The Republican has not indicated whether he would veto the law, but he has previously expressed opposition to US President Donald Trump's call to arm teachers.
America's long moribund gun control debate was revived by survivors of the Parkland shooting.
The bill raises the minimum age to purchase all firearms from 18 to 21, bans modification devices that make a semi-automatic weapon fully automatic, and increases mental health funding.
It also includes a voluntary "guardian program" named after Coach Aaron Feis who was slain in the Parkland attack, which is intended to "aid in the prevention or abatement of active assailant incidents on school premises" by allowing some school employees to be armed.
The program is mainly aimed at staff such as coaches and school personnel, with teachers eligible if they have military or law enforcement experience.

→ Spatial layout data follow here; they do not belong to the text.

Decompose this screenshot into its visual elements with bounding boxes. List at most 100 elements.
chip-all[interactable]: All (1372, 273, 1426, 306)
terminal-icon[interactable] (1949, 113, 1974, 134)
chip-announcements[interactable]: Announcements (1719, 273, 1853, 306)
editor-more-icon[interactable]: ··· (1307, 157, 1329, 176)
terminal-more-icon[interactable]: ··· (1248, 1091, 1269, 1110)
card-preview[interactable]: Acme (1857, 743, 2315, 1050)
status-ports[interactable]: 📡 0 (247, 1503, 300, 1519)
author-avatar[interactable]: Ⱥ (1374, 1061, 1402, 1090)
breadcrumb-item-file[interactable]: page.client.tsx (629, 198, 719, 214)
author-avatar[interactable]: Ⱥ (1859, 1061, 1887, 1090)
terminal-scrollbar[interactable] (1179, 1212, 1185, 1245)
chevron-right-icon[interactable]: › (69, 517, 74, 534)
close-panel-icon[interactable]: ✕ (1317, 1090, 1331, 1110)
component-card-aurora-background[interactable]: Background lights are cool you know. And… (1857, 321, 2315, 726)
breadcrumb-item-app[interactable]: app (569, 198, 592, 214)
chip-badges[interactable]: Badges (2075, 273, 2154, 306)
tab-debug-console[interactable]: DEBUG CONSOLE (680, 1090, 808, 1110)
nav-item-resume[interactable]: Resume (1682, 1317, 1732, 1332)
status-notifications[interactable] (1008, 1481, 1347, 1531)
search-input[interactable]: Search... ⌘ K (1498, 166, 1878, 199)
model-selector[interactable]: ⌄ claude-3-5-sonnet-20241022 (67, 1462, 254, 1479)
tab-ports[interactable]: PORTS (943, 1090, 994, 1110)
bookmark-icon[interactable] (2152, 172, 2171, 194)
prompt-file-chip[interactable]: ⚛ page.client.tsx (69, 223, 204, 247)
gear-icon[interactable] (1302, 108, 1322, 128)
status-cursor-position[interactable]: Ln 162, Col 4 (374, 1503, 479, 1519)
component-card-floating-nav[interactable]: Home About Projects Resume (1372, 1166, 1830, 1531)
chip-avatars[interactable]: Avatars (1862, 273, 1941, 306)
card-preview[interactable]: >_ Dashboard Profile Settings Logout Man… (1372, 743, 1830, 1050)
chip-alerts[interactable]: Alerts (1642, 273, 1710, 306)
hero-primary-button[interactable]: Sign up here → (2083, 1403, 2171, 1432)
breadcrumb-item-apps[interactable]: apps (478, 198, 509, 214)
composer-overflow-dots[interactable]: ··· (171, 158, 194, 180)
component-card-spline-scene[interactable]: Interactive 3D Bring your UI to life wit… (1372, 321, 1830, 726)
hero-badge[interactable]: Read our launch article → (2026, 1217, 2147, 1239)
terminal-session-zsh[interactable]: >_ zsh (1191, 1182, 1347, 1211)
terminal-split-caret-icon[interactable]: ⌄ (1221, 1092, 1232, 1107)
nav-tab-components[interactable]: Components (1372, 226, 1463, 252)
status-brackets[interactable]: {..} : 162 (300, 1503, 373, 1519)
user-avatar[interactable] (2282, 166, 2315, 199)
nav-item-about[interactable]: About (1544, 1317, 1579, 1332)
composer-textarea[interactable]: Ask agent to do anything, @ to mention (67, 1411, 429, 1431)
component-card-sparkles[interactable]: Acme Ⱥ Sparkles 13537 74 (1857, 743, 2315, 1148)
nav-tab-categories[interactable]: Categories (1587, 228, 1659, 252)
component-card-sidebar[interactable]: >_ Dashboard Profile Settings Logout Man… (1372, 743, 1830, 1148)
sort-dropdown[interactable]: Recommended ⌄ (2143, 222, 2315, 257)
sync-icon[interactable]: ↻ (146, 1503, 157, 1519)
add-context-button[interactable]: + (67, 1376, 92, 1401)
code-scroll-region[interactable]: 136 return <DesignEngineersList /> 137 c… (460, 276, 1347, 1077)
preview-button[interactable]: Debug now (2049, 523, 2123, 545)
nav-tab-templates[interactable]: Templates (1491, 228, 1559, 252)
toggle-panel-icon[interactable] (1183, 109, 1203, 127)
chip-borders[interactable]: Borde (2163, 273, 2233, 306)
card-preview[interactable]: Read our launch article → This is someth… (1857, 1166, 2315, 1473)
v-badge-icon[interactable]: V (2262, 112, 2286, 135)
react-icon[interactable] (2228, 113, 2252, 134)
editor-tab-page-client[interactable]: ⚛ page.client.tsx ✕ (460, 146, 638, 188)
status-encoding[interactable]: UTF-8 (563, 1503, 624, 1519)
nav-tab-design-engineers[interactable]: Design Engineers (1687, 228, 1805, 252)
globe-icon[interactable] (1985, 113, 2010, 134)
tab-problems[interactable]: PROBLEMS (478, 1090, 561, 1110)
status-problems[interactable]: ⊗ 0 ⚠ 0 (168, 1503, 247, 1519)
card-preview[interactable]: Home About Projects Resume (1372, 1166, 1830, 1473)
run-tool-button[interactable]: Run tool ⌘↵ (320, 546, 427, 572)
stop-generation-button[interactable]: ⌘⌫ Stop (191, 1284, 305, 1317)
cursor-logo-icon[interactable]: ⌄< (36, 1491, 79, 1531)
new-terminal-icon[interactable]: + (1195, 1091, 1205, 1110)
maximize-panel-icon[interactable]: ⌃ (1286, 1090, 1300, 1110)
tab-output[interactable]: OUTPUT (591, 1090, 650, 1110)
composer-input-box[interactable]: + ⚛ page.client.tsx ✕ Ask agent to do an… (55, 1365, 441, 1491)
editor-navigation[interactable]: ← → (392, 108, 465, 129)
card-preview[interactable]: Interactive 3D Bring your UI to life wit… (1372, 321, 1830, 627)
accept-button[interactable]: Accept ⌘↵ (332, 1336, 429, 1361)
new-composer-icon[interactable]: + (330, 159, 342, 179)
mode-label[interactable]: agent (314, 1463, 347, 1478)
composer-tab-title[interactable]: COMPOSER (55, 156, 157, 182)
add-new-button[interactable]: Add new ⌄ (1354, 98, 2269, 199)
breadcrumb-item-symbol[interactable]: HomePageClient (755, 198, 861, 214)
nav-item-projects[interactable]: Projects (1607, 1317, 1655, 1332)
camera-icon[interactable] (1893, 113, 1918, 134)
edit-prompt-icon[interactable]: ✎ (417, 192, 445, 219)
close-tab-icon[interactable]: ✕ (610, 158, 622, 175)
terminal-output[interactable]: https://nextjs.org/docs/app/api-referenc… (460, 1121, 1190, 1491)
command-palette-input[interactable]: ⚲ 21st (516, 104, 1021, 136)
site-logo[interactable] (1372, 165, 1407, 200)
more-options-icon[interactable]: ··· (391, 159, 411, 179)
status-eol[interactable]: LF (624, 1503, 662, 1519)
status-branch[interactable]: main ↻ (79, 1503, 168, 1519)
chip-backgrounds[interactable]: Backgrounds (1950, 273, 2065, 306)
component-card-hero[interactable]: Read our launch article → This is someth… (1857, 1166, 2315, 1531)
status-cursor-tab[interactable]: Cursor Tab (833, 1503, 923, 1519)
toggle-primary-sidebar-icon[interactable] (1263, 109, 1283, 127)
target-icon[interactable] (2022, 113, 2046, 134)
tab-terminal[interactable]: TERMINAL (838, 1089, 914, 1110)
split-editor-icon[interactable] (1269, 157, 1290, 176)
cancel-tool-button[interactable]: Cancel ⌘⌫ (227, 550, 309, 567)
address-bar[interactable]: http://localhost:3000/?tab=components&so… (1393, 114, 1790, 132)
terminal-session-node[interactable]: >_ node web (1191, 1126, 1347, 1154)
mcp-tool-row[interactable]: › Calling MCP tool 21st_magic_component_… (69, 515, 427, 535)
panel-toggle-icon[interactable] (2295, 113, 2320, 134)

Bringing more guns into school has been a controversial idea, but lawmakers defended the bill.
"I understand the angst about the guardian program but I can't help but think about the coaches who literally ran in as shields to protect their students... while guys with guns were standing outside," said Republican member Chris Latvala.
"If there are school personnel that want to go to the training to help shield the students and protect them, they should have the opportunity," he said.